We left Assisi, planning to spend a couple of days in Perugia before then driving to the route of Saturday’s stage of the Giro d’Italia bike race. But after navigating the steepest city streets so far, we found the gates of the campground closed. “Next month open,” said the workmen. “Now open,” we muttered, quoting the camping book. When we asked if there was another campground, he pointed further up the hill, but then looked at Rover and shook his head and said he wouldn’t try it. We scraped bottom turning around in their camping entrance and headed for Sienna instead, where the GPS sent us up more unnecessarily steep urban hills to a campground terraced on a hillside, complete with its own hairpin curves.
It’s nice to know Italy can do something besides Baroque. Something like . . . oh . . . maybe Gothic. Or maybe it’s only Sienna that can do Gothic: the Lonely Planet guidebook says the city’s economic decline in the 1500s meant that nobody could be bothered to tear down its medieval buildings and replace them with up-to-date ones. Earlier, they had never gotten around to enlarging the cathedral. So it has stayed like this. Beautifully so.
We caught a bus into Sienna and spent a few hours visiting their great city square and incredible cathedral, via twisting streets lined with shops selling souvenirs, pastries, and expensive shoes. And no graffiti. (Susan certainly wishes she needed shoes.)
On Friday we drove 20 miles to get close to Saturday’s race route. We’re at a resort campground on top of another Tuscan hill: more terraced camper pitches, a big open-air swimming pool (very cold), an enclosed spa (tepid), a restaurant with linen tablecloths, and a wifi that won’t assign us an IP address. We’ve run into that problem before but don’t remember how to fix it. The view from up here is wonderful, but it started to rain last night around 10 pm and hasn’t quit yet. So we really can’t see anything and it is going to be a miserable day to wait for a bike race.
So we have two questions: is there anything we can do when a campground’s wifi won’t recognize our Mac’s network settings? and can we convince our Garmin Nuvi GPS to keep us on less challenging city streets instead of directing us to steep, narrow ones in order to save us a few drops of gas or 30 seconds of driving time? Anybody? (Oh, and a third one: how are the Twins doing against the Yankee$? The BBC shortwave won’t say.
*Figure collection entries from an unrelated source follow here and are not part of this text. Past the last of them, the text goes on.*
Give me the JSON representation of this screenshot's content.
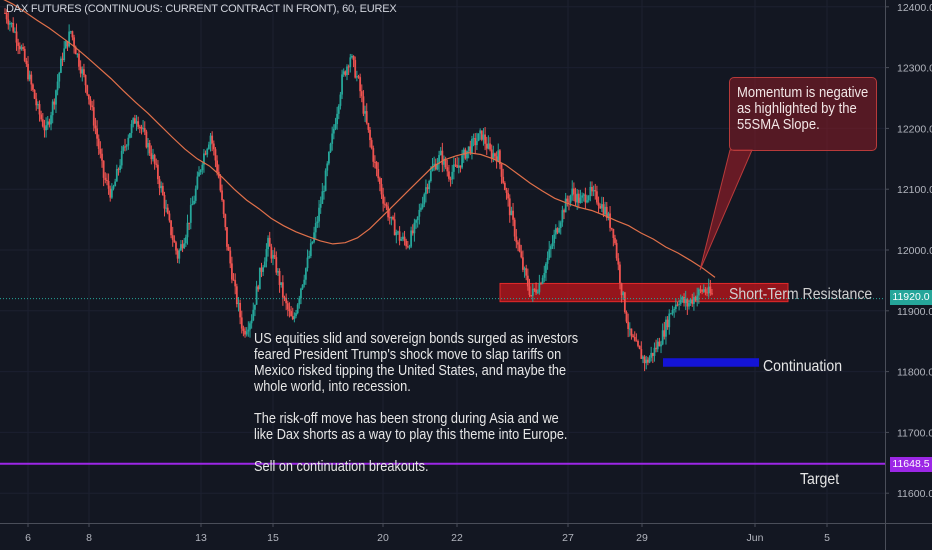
{
  "title": "DAX FUTURES (CONTINUOUS: CURRENT CONTRACT IN FRONT), 60, EUREX",
  "chart_data": {
    "type": "candlestick",
    "symbol": "DAX FUTURES (CONTINUOUS: CURRENT CONTRACT IN FRONT)",
    "interval": "60",
    "exchange": "EUREX",
    "y_axis": {
      "ticks": [
        11600.0,
        11700.0,
        11800.0,
        11900.0,
        12000.0,
        12100.0,
        12200.0,
        12300.0,
        12400.0
      ],
      "range": [
        11550,
        12415
      ],
      "position": "right"
    },
    "x_axis": {
      "ticks": [
        "6",
        "8",
        "13",
        "15",
        "20",
        "22",
        "27",
        "29",
        "Jun",
        "5"
      ]
    },
    "close_path": [
      12390,
      12365,
      12330,
      12280,
      12230,
      12195,
      12250,
      12320,
      12360,
      12310,
      12265,
      12200,
      12120,
      12090,
      12145,
      12190,
      12220,
      12185,
      12150,
      12100,
      12040,
      11990,
      12030,
      12085,
      12150,
      12190,
      12120,
      12010,
      11930,
      11865,
      11890,
      11960,
      12010,
      11970,
      11915,
      11880,
      11940,
      11990,
      12050,
      12120,
      12200,
      12280,
      12320,
      12275,
      12205,
      12140,
      12085,
      12045,
      12020,
      12010,
      12040,
      12095,
      12135,
      12155,
      12125,
      12135,
      12160,
      12175,
      12190,
      12160,
      12155,
      12090,
      12030,
      11970,
      11925,
      11945,
      11985,
      12030,
      12070,
      12095,
      12080,
      12095,
      12085,
      12065,
      12030,
      11935,
      11860,
      11835,
      11815,
      11835,
      11860,
      11900,
      11920,
      11910,
      11925,
      11935,
      11925
    ],
    "sma": {
      "name": "55SMA",
      "color": "#e0704a",
      "path": [
        12415,
        12405,
        12392,
        12378,
        12365,
        12350,
        12335,
        12318,
        12300,
        12282,
        12262,
        12243,
        12225,
        12205,
        12185,
        12166,
        12150,
        12138,
        12120,
        12100,
        12082,
        12068,
        12052,
        12040,
        12030,
        12022,
        12015,
        12010,
        12012,
        12020,
        12035,
        12055,
        12075,
        12095,
        12115,
        12135,
        12148,
        12155,
        12160,
        12157,
        12150,
        12140,
        12125,
        12110,
        12097,
        12085,
        12077,
        12070,
        12065,
        12057,
        12048,
        12040,
        12028,
        12018,
        12005,
        11995,
        11983,
        11970,
        11955
      ]
    },
    "resistance_zone": {
      "label": "Short-Term Resistance",
      "low": 11915,
      "high": 11945
    },
    "continuation_zone": {
      "label": "Continuation",
      "low": 11808,
      "high": 11822
    },
    "current_price": 11920.0,
    "target": {
      "label": "Target",
      "price": 11648.5
    }
  },
  "notes": {
    "main": "US equities slid and sovereign bonds surged as investors\nfeared President Trump's shock move to slap tariffs on\nMexico risked tipping the United States, and maybe the\nwhole world, into recession.\n\nThe risk-off move has been strong during Asia and we\nlike Dax shorts as a way to play this theme into Europe.\n\nSell on continuation breakouts.",
    "callout": "Momentum is negative\nas highlighted by the\n55SMA Slope."
  },
  "labels": {
    "resistance": "Short-Term Resistance",
    "continuation": "Continuation",
    "target": "Target"
  },
  "price_tags": {
    "current": "11920.0",
    "target": "11648.5"
  },
  "colors": {
    "background": "#131722",
    "up": "#26a69a",
    "down": "#ef5350",
    "resistance": "#c8151b",
    "continuation": "#1414d6",
    "target_line": "#9c27e6",
    "current_line": "#26a69a"
  }
}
It seems to think oil spills and Falling €s are the only things worth mentioning.)
The campground there is about two miles from the city, but they regularly provided transportation for a price. So we paid the price and road up the hill into the walled city. Visited the two churches, one on top of the other, walked all around and caught the ride back. It was busy with tourists and we were glad we had not tried to drive Rover into the city. Our best view was at sunset from the campground.